IMAGINE
[Imagine] is anti-religious, anti-nationalistic, anti-conventional, anti-capitalistic… but because it is sugar-coated, it is accepted. John Lennon.
In Paris, in the House of God called St Etienne du Mont,
we join the audience for a concert of children’s choirs.
One by one the small school-groups, colour-coded,
arrange themselves in their appointed order
and sing their chosen songs.
The concert ends with an anthem by the massed choir.
The conductor nods and the piano eddies soothingly
into John Lennon’s “Imagine”.
In English words not quite at home in French mouths,
the innocent voices of children invite us to
Imagine there’s no Heaven.
What? In this house? To imagine no heaven at all?

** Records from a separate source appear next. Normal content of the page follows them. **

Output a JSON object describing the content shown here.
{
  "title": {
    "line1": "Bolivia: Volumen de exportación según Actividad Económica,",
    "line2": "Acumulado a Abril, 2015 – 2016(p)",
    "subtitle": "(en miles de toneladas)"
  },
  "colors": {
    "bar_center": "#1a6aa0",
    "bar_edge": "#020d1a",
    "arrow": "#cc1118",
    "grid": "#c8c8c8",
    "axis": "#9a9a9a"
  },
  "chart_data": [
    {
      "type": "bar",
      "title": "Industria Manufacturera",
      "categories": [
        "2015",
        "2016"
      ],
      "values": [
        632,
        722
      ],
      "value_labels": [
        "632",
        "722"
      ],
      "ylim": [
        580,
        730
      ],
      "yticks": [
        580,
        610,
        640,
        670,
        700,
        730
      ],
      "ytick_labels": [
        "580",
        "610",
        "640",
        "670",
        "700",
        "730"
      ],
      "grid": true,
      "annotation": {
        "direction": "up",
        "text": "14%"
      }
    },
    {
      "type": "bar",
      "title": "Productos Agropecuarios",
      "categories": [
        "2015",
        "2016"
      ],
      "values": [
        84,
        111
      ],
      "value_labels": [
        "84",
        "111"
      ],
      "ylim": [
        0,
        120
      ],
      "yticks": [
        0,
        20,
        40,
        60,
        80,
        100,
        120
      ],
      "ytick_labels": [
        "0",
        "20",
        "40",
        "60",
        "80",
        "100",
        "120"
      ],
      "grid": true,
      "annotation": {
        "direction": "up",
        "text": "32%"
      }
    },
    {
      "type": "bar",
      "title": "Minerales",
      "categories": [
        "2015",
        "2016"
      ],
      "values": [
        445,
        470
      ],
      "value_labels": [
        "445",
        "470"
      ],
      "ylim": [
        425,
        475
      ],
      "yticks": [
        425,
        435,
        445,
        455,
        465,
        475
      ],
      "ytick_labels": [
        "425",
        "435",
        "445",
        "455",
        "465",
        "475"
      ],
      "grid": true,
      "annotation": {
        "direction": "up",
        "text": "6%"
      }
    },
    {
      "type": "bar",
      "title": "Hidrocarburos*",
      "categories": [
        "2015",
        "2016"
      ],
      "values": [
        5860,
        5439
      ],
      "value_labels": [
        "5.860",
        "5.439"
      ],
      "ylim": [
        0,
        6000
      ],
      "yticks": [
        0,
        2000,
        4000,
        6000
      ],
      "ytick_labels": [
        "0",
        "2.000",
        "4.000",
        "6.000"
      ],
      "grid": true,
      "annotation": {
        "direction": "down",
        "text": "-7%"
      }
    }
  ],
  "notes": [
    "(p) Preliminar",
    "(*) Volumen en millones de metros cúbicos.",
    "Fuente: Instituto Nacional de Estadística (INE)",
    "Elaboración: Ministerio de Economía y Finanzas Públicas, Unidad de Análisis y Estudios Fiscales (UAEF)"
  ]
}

To imagine that heaven is neither here nor there?
No John. It’s not easy.
Imagine all the people
Living life in peace...
I’m distracted by noises behind me.
A parent grumbles and moves to the aisle for a better view -
He can’t see his boy.
No need for greed or hunger
A brotherhood of man
There’s more shuffling for vantage points
as the music hoists the final triumphal vision like a flag –
And the world will live as one.
And as one we stand and applaud.
We know the argument’s flawed
but are lured by music.
We know there’d be no brotherhood of man
under no heaven.
The concert ends with prayer.
I close my eyes but ‘Amen’ sticks in my throat.
In a side aisle a woman lights a candle,
adds its brief glow to row upon row
of supplicant flames and bows her head.
She too is a dreamer - and not the only one.